Susan didn’t even pause. “He went over there, saw what happened, called Keith to get the children out and went back that night and killed his own kin,” she said, moving in close. “You know that, like Keith knows it. Everybody knows they have a deal. Since Marci Sweitz died, Keith keeps Gator out there, stalking down anybody cooking that stuff. In return he lets a felon have guns and hunt in the woods. You know that just like you know a lot of things about your pal Broker and his wife-don’tcha.”
She eased up and nuzzled his throat, following the angle of his chin with lips and tongue, bit his earlobe, and then moved on to his mouth.
Harry pulled back. “C’mon. I been sitting in the Jeep chain-smoking and pounding down coffee for two hours. I gotta brush my teeth-”
“Or,” she whispered, pressing against him and tilting her face up, bold, “you could dip your face in something sweet…”

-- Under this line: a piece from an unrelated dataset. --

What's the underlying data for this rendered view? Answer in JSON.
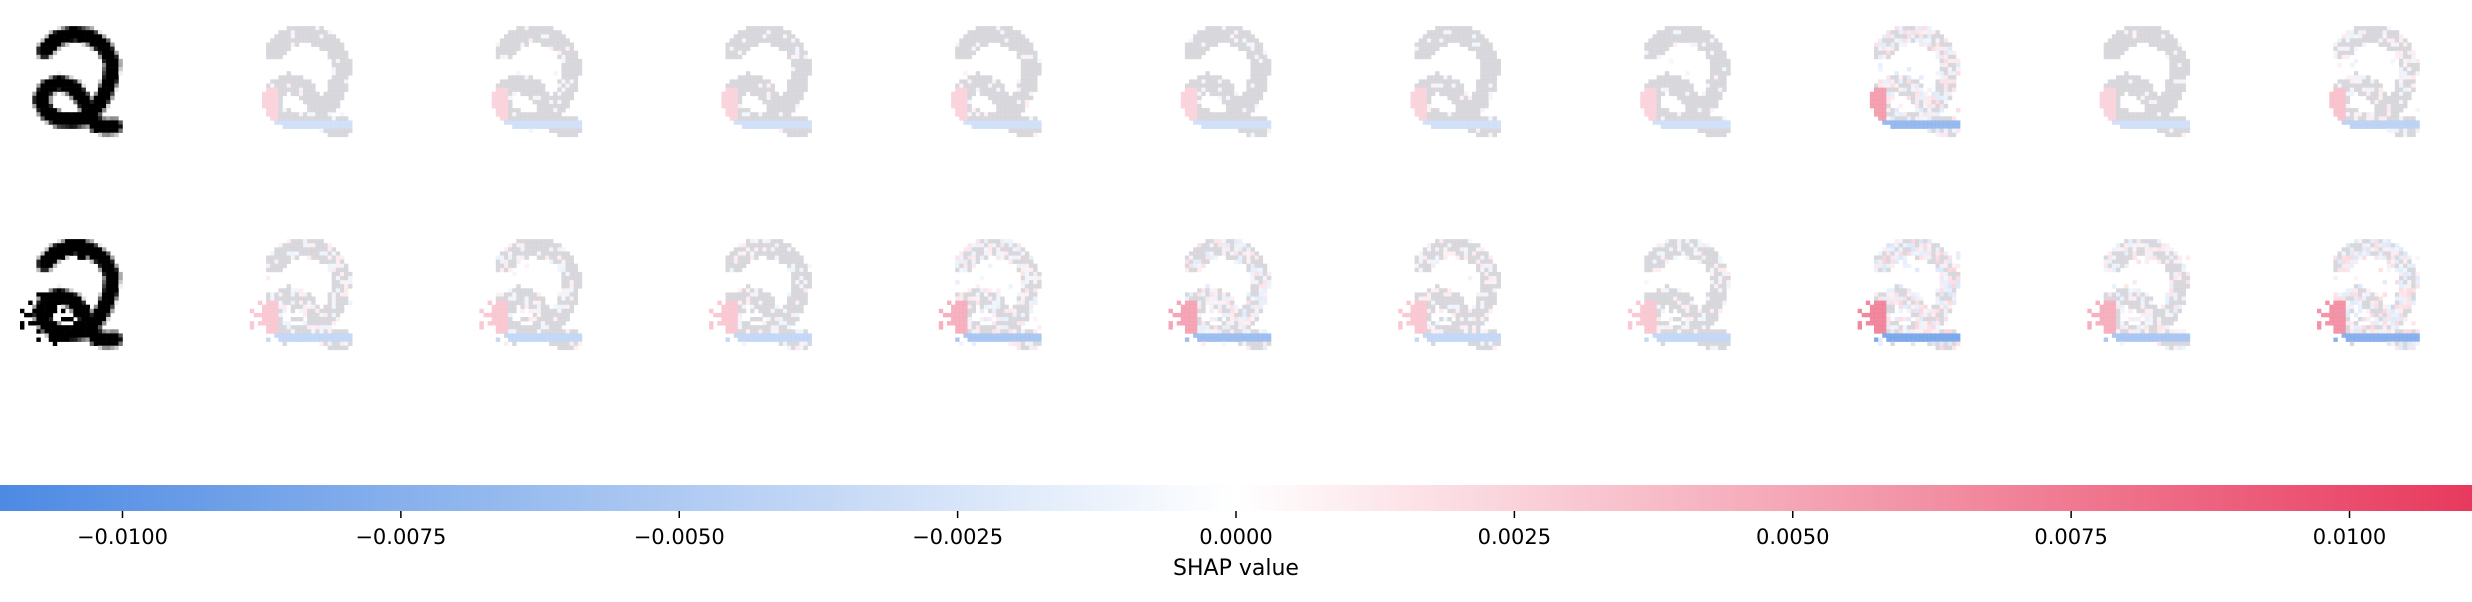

For Susan, sex was merely prelude to the talk that followed. Griffin had come to think of these long talks as the job interview for the open position of long-haul partner and stand-in father figure to Susan’s daughter. Trust was an important part of the negotiation.
And trust was achieved through the sharing of personal information.
Griffin sat naked on the rug in front of the hearth. Susan reclined in front of him, firelight tracing the curve of her hips and good legs. Legs crossed, he worked with a needle, thread, and some stuffing from an old life jacket. Squinting, he methodically ran the needle in and out, repairing the blue-and-white bunny. Good with his hands. At fifty-eight, he could lay stone all day, come home, go belly to belly with a woman twenty years younger, and still thread a needle.